Clinical Trials Registration Number:
http://www.chinadrugtrials.org.cn/index.html
, #CTR20190069 and CTR20200143.
Although hepatocellular regeneration is the cornerstone of liver homeostasis, current techniques for assessing such regeneration are limited. A method for visualizing the regeneration process would ...provide a means for advanced studies. Therefore, we examined the possibility of using fluorescence ubiquination-based cell cycle indicator (Fucci) mice for direct visualization of hepatocellular regeneration.
We performed a two-thirds partial hepatectomy in conventional and Fucci mice. Fucci animals have orange Cdt1 expressed in the G1 phase and green Geminin expressed in S/G2/M phases. Regenerating livers were procured daily for 7 d. Immunohistochemical staining was performed for proliferative Ki67 and mitotic pHH3 serine 10 (pHH3) markers on formalin-fixed, paraffin-embedded tissue sections from conventional mice. The orange Cdt1 and green Geminin fluorescence indicative of the G1 and S/G2/M phases, respectively, were assessed in liver tissues, in vivo and ex vivo, with two-photon laser scanning microscopy.
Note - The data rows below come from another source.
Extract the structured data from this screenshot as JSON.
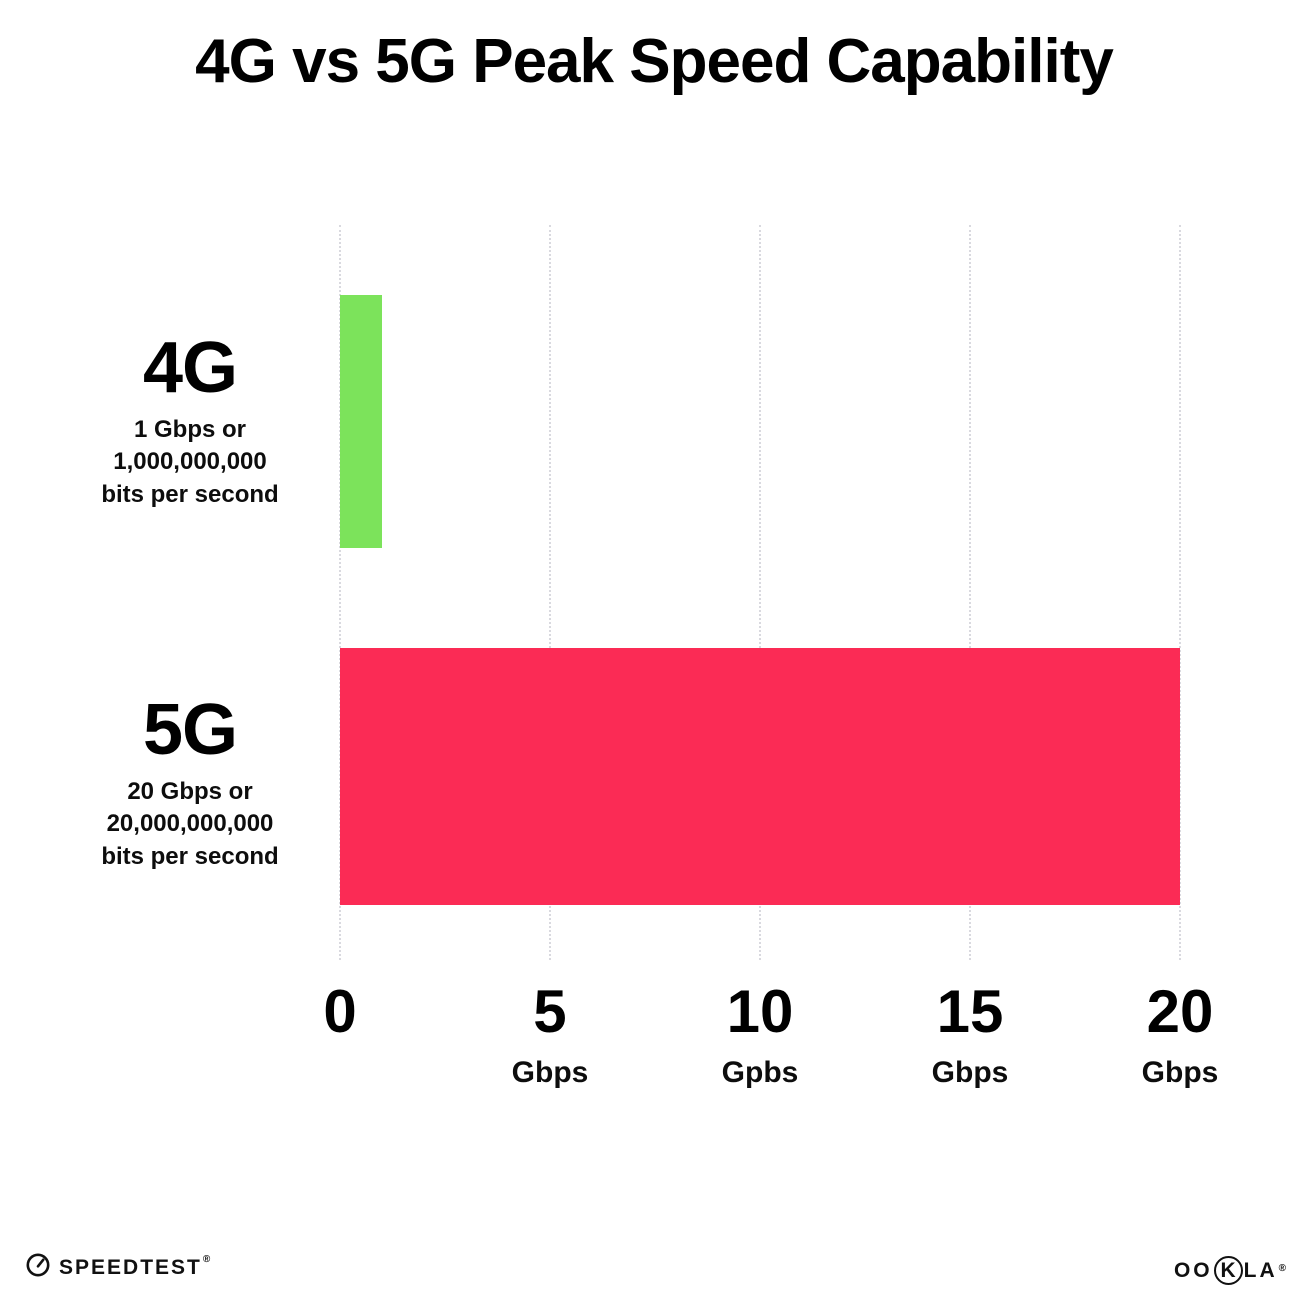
{
  "title": "4G vs 5G Peak Speed Capability",
  "colors": {
    "bar_4g": "#7ce35b",
    "bar_5g": "#fb2b55",
    "gridline": "#d9d9df",
    "text": "#0d0d0d"
  },
  "chart_data": {
    "type": "bar",
    "orientation": "horizontal",
    "title": "4G vs 5G Peak Speed Capability",
    "xlim": [
      0,
      20
    ],
    "grid": "vertical-dotted",
    "legend": "none",
    "rows": [
      {
        "label": "4G",
        "value": 1,
        "color": "#7ce35b",
        "desc_lines": [
          "1 Gbps or",
          "1,000,000,000",
          "bits per second"
        ]
      },
      {
        "label": "5G",
        "value": 20,
        "color": "#fb2b55",
        "desc_lines": [
          "20 Gbps or",
          "20,000,000,000",
          "bits per second"
        ]
      }
    ],
    "x_ticks": [
      {
        "value": 0,
        "label": "0",
        "unit": ""
      },
      {
        "value": 5,
        "label": "5",
        "unit": "Gbps"
      },
      {
        "value": 10,
        "label": "10",
        "unit": "Gpbs"
      },
      {
        "value": 15,
        "label": "15",
        "unit": "Gbps"
      },
      {
        "value": 20,
        "label": "20",
        "unit": "Gbps"
      }
    ]
  },
  "footer": {
    "speedtest": "SPEEDTEST",
    "speedtest_mark": "®",
    "ookla_parts": [
      "OO",
      "K",
      "LA"
    ],
    "ookla_mark": "®"
  }
}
Immunostaining with Ki67 and pHH3 revealed a typical profile of hepatocellular regeneration after hepatectomy in conventional mice, although immunostaining required more than a week to process. In contrast, hepatocellular regeneration could be visualized with two-photon microscopy within a few hours in regenerating livers of the Fucci mice. Only orange G1 hepatocytes were seen in the baseline liver specimens; however, multiple bright green and yellow hepatocytes were seen 48 h after hepatectomy, indicating active hepatocytes in the S/G2/M phases of the cell cycle.
Hepatocellular regeneration is readily visualized in regenerating livers of Fucci mice. The Fucci model is an exciting tool for advanced studies of hepatocellular and liver regeneration.